Wednesday, July 7, 2010 (Last Updated: 07/08/2010)
WEDNESDAY, July 7 (HealthDay News) -- Men with a BRCA2 genetic mutation have a 7.1 percent chance of developing breast cancer by the time they turn 70, and an 8.4 percent chance by the time they turn 80, according to research published online June 28 in the Journal of Medical Genetics.
D. Gareth R. Evans, M.D., of St.
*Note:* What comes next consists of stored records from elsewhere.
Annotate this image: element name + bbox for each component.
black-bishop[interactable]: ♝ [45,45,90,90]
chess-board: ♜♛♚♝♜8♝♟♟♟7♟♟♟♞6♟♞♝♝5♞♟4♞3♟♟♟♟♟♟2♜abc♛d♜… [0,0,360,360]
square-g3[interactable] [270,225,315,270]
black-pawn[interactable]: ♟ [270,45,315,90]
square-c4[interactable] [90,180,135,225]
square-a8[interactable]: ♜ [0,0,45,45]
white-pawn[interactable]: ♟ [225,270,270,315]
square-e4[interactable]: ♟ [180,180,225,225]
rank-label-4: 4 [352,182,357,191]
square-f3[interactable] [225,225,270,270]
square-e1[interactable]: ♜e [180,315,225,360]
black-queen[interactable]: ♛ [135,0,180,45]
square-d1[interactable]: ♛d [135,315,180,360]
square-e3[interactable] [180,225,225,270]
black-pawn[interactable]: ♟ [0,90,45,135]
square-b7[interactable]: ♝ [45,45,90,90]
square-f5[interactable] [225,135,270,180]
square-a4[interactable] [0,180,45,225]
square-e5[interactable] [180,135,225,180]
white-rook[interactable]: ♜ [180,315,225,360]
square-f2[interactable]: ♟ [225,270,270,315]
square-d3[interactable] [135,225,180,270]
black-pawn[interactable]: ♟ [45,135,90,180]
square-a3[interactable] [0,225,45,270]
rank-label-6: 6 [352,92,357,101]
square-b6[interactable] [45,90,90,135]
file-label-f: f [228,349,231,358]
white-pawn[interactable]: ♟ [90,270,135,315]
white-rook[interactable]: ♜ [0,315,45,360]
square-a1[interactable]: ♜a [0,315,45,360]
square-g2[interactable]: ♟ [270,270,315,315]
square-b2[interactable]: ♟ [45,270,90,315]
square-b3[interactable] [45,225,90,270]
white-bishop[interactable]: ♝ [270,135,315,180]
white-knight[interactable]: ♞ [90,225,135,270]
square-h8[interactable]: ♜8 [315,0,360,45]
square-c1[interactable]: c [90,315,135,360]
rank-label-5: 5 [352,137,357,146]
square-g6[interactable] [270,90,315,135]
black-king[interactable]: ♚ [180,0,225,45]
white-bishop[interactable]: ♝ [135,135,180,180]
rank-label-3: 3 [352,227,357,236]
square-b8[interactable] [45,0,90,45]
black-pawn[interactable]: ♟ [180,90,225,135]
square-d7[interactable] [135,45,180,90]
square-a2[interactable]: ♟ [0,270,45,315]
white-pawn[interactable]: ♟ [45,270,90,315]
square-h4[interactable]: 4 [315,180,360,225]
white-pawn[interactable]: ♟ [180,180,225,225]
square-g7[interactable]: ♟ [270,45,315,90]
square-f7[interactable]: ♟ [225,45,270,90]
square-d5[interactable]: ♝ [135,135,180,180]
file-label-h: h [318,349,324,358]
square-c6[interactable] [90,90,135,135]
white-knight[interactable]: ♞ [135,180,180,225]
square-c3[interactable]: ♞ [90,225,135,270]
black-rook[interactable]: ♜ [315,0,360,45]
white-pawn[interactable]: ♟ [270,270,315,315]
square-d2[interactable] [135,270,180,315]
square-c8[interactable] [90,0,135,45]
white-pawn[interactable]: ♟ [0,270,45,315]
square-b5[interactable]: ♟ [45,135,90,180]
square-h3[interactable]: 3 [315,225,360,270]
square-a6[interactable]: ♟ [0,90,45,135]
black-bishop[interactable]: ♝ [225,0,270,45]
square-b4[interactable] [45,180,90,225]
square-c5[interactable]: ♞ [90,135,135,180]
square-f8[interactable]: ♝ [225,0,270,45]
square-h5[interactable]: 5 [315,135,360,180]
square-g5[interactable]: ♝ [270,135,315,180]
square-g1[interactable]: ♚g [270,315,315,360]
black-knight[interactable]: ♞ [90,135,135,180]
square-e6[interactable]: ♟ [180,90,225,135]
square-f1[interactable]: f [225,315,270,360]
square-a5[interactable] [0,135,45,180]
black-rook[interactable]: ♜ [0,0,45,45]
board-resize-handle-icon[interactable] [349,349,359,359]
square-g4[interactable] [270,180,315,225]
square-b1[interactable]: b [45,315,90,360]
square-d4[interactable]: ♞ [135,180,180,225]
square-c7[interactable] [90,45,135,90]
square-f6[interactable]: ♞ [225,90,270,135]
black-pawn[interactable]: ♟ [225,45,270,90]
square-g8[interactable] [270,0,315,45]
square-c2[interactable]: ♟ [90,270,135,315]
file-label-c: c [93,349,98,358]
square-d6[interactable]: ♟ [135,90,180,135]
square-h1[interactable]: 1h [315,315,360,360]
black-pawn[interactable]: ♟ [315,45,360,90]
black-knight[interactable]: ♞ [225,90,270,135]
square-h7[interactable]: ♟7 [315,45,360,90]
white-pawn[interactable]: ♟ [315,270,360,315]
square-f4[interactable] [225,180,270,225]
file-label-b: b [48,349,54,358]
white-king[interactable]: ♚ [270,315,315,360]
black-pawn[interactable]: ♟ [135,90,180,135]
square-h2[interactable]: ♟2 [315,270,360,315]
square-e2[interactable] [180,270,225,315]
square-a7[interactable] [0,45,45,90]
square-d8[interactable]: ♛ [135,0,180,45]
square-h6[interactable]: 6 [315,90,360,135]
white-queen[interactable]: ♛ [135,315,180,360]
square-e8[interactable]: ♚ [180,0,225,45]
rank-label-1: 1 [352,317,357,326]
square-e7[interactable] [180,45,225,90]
Mary's Hospital in Manchester, U.K., and colleagues examined data on men in 321 families with BRCA2 mutations to determine the risk of breast cancer in men who test positive for the mutation.
The researchers found that 20 men among those 321 families developed breast cancer between 29 and 79 years of age. There were 905 first-degree male relatives of known BRCA2 carriers, of whom 16 (2 percent) developed cancer. There were also eight cases of cancer in second-degree relatives, two of whom carried the genetic mutation. The investigators determined that the risk of developing breast cancer for men with the genetic mutation was 7.1 percent by age 70 and 8.4 percent by age 80.
"These risks are sufficient to increase awareness of breast cancer among men in BRCA2 families and to stress the importance of early presentation with breast symptoms," the authors write.